Why Does My Graph Cross the Horizontal Asymptote y=1?

[Immutef]

Homework Statement

Find the horizontal asymptote(if there is one) using the rule for determining the horizontal asymptote of a rational function for (x^2+x-12)/ (x^2 -4)

Homework Equations

The Attempt at a Solution

the degree of the numerator and denominator are both 2.

Y=(An)/(Bn)
Y=1/1
Y=1

When I do the math, the horizontal asymptote is the line y=1.

However when I graph this equation on a TI- 84 plus graphing calculator, if i use the trace, or table functions, the part of the graph that does not appear to cross the line y=1, does. Why is this?

 

[Mark44]

Homework Statement

Find the horizontal asymptote(if there is one) using the rule for determining the horizontal asymptote of a rational function for (x^2+x-12)/ (x^2 -4)

Homework Equations

The Attempt at a Solution

the degree of the numerator and denominator are both 1.

No, the degree of the numerator and denominator is 2. How did you get 1?

Y=(An)/(Bn)
Y=1/1
Y=1

When I do the math, the horizontal asymptote is the line y=1.

However when I graph this equation on a TI- 84 plus graphing calculator, if i use the trace, or table functions, the part of the graph that does not appear to cross the line y=1, does. Why is this?
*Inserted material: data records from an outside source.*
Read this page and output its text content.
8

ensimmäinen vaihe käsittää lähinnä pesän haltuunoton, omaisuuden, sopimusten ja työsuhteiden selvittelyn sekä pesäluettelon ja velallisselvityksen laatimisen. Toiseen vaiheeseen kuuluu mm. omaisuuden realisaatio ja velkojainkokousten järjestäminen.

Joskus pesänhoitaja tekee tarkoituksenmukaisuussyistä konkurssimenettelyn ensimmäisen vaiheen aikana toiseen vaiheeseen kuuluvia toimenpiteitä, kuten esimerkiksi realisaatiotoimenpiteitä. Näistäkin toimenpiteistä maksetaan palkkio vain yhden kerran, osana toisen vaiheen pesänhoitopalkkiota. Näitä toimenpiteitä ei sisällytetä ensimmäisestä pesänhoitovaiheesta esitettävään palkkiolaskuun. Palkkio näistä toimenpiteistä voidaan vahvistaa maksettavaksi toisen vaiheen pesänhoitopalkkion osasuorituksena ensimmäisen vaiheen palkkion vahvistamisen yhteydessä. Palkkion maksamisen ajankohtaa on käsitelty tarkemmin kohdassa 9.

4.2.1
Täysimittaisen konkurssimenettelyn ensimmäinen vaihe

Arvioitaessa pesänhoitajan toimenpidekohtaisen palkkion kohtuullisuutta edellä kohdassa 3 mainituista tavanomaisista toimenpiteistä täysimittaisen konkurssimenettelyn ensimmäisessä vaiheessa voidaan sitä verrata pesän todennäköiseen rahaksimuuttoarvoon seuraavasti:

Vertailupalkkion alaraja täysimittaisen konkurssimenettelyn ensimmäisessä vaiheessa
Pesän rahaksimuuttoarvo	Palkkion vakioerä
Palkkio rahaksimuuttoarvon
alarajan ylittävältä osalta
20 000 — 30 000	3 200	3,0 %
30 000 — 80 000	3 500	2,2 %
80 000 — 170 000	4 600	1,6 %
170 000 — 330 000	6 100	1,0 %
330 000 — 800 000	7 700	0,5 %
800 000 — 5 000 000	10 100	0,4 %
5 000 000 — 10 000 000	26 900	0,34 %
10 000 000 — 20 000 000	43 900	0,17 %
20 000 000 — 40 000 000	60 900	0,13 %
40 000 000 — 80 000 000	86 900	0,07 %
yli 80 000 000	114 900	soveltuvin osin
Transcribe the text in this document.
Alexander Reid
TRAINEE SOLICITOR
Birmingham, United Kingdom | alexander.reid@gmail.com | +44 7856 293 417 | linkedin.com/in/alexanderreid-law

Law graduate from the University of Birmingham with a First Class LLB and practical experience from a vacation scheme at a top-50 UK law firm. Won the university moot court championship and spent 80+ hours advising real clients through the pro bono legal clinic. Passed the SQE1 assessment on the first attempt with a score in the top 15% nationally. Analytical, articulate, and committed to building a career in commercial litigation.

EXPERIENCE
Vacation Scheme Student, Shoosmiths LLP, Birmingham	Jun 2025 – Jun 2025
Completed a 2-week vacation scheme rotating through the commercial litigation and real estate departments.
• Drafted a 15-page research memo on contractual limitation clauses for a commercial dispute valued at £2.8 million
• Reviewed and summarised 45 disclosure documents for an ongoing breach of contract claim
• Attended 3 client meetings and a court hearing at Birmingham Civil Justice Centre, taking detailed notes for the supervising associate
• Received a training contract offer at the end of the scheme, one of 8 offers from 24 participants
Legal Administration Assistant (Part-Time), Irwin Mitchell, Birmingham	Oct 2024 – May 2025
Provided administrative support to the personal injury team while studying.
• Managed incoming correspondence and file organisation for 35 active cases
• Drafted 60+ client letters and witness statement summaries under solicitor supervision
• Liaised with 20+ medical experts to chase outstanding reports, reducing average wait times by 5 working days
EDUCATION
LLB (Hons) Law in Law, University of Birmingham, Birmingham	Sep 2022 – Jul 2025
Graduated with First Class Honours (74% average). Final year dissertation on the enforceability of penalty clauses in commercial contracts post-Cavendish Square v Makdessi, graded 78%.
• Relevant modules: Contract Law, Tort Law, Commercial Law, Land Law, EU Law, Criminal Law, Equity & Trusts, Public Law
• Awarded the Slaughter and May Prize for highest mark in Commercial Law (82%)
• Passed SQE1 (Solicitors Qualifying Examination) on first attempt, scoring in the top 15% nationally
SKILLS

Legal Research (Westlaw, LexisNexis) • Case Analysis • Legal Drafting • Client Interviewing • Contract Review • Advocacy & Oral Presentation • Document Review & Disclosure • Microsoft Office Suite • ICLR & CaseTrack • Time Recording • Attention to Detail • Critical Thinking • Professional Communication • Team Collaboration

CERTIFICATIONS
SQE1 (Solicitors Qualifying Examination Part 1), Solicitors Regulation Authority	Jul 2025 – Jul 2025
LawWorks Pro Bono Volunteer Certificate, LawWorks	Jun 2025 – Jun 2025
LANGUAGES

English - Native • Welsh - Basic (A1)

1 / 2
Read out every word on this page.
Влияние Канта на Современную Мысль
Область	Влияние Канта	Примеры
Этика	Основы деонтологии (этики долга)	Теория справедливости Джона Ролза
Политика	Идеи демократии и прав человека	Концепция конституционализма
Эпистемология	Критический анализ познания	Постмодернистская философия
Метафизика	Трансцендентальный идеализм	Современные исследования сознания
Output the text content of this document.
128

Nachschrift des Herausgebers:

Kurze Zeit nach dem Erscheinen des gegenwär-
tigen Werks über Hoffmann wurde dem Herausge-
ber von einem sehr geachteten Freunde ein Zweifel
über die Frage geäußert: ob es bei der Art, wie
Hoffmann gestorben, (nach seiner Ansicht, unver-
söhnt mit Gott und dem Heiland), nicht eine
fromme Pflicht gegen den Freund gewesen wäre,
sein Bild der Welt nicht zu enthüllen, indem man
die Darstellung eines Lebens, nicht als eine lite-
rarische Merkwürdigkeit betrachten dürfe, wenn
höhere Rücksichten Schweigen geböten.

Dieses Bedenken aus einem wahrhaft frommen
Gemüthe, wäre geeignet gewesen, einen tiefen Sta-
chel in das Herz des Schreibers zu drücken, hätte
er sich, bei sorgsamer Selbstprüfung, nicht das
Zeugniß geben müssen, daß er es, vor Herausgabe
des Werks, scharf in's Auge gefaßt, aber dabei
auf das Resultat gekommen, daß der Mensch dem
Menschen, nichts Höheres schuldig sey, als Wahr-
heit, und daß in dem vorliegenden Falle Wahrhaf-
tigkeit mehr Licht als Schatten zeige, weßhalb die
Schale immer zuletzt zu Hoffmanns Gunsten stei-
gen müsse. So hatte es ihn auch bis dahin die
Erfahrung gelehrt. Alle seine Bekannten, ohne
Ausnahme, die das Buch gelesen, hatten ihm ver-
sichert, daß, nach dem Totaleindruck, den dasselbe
The whole idea about a horizontal asymptote is to describe behavior of the function for very large x or very negative x. For very large (or very negative) values, the graph of the function won't cross the asymptote. For values of x that are relatively close to 0, the graph can cross the asymptote.

 

[Immutef]

No, the degree of the numerator and denominator is 2. How did you get 1?
The whole idea about a horizontal asymptote is to describe behavior of the function for very large x or very negative x. For very large (or very negative) values, the graph of the function won't cross the asymptote. For values of x that are relatively close to 0, the graph can cross the asymptote.

Sorry, yes the degree is 2, I typed the wrong number. Thank you for the quick response.

* I will correct that in the original posting, as it was a repeated typo

 

[Mark44]

Now this part is wrong -

Y=(An)/(Bn)
Y=2/2
Y=1

There are two things going on here: (1) the degrees of numerator and denominator, (2) the coefficients of the leading terms in the numerator and denominator.

In a rational function, when deg(numerator) = deg(denominator), the equation of the horizontal asymptote is y = a_n/b_n. Here, a_n is the coefficient of the highest degree term in the numerator, and b_n is the coefficient of the highest degree term in the denominator.

For your problem a_n = b_n = 1.